Maybe we liked having a different processor because it was a different TAKE on things. It was outside the box. And certainly, every last one of us understood that it added COMPETITION to the market. Competition is good for everyone. Something else you Wintel fans seem to not care about or understand, as you freely throw your money at an industry with a leader who is a convicted monopolist. You should be kissing AMD's ass that they lit a fire under Intel's butt, because around the year 2000, it certainly did look like PPC was going to hand Intel's ass to it. (And of course, if Microsoft didn't consider open source a "threat", it would have zero incentive to change, either. Why improve when you can market instead and charge as much as the [exorbitant fee just under what would force people to buy elsewhere because it's the only game in town]?
I can't believe I even devoted this much thought to your jerkitude.
Nobody is surprised Intel is making a dual core Pentium M with SSE3. This is old news called Yanoha.
What is big is that Intel will finally support the platform on the desktop. That means offering an Intel branded motherboard and Pentium M chips clocked for the desktop thermal envelope. It also means much better prices on boxed Pentium M processors.

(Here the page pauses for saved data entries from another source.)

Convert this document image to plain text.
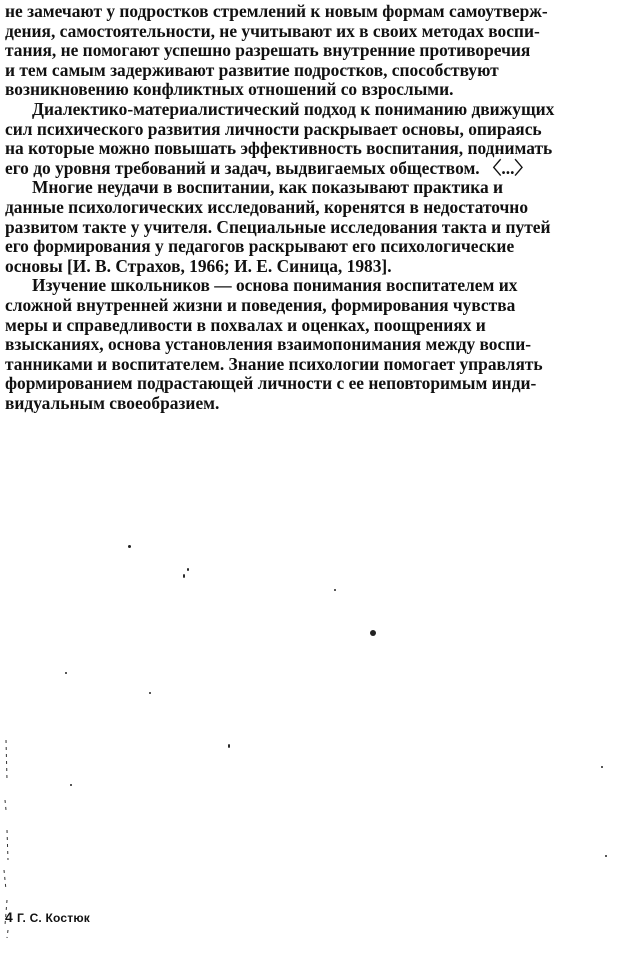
не замечают у подростков стремлений к новым формам самоутверж-
дения, самостоятельности, не учитывают их в своих методах воспи-
тания, не помогают успешно разрешать внутренние противоречия
и тем самым задерживают развитие подростков, способствуют
возникновению конфликтных отношений со взрослыми.

Диалектико-материалистический подход к пониманию движущих
сил психического развития личности раскрывает основы, опираясь
на которые можно повышать эффективность воспитания, поднимать
его до уровня требований и задач, выдвигаемых обществом. 〈...〉

Многие неудачи в воспитании, как показывают практика и
данные психологических исследований, коренятся в недостаточно
развитом такте у учителя. Специальные исследования такта и путей
его формирования у педагогов раскрывают его психологические
основы [И. В. Страхов, 1966; И. Е. Синица, 1983].

Изучение школьников — основа понимания воспитателем их
сложной внутренней жизни и поведения, формирования чувства
меры и справедливости в похвалах и оценках, поощрениях и
взысканиях, основа установления взаимопонимания между воспи-
танниками и воспитателем. Знание психологии помогает управлять
формированием подрастающей личности с ее неповторимым инди-
видуальным своеобразием.

4 Г. С. Костюк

Pentium M chips can already be overclocked 50% and in fact need to be if you want them to compete with real desktop processors. For many people overclocking is simply not an option. Even at 50% overclock the chips are barely warm meaning Pentium M has the potential to make a huge leap in performance with some minor tweaking.
Also motherboard support is nonexistent at best. Motherboards for Pentium M are outrageously priced (~$250) and come from unreliable manufacturers. No IT department is going to fill the office with AOpen hacks, they want Intel brand mobo in their white boxes. Finally, the chips themselves are also outrageously priced and barely a deal after overclocking. Most boxed chips are more for development applications so this is to be expected. Bringing Pentium M to the consumer desktop market will thankfully drive prices down closer to Pentium 4 prices.
On a side note, Pentium M has yet to make the transition to 64-bit. With Microsoft moving forward on Windows x64 and Apple moving OS X to Intel's mobile chips first, Intel needs Pentium M 64-bit support NOW. Apple can't go on supporting 4-way fat binaries with 32/64 PPC and 32/64 x86.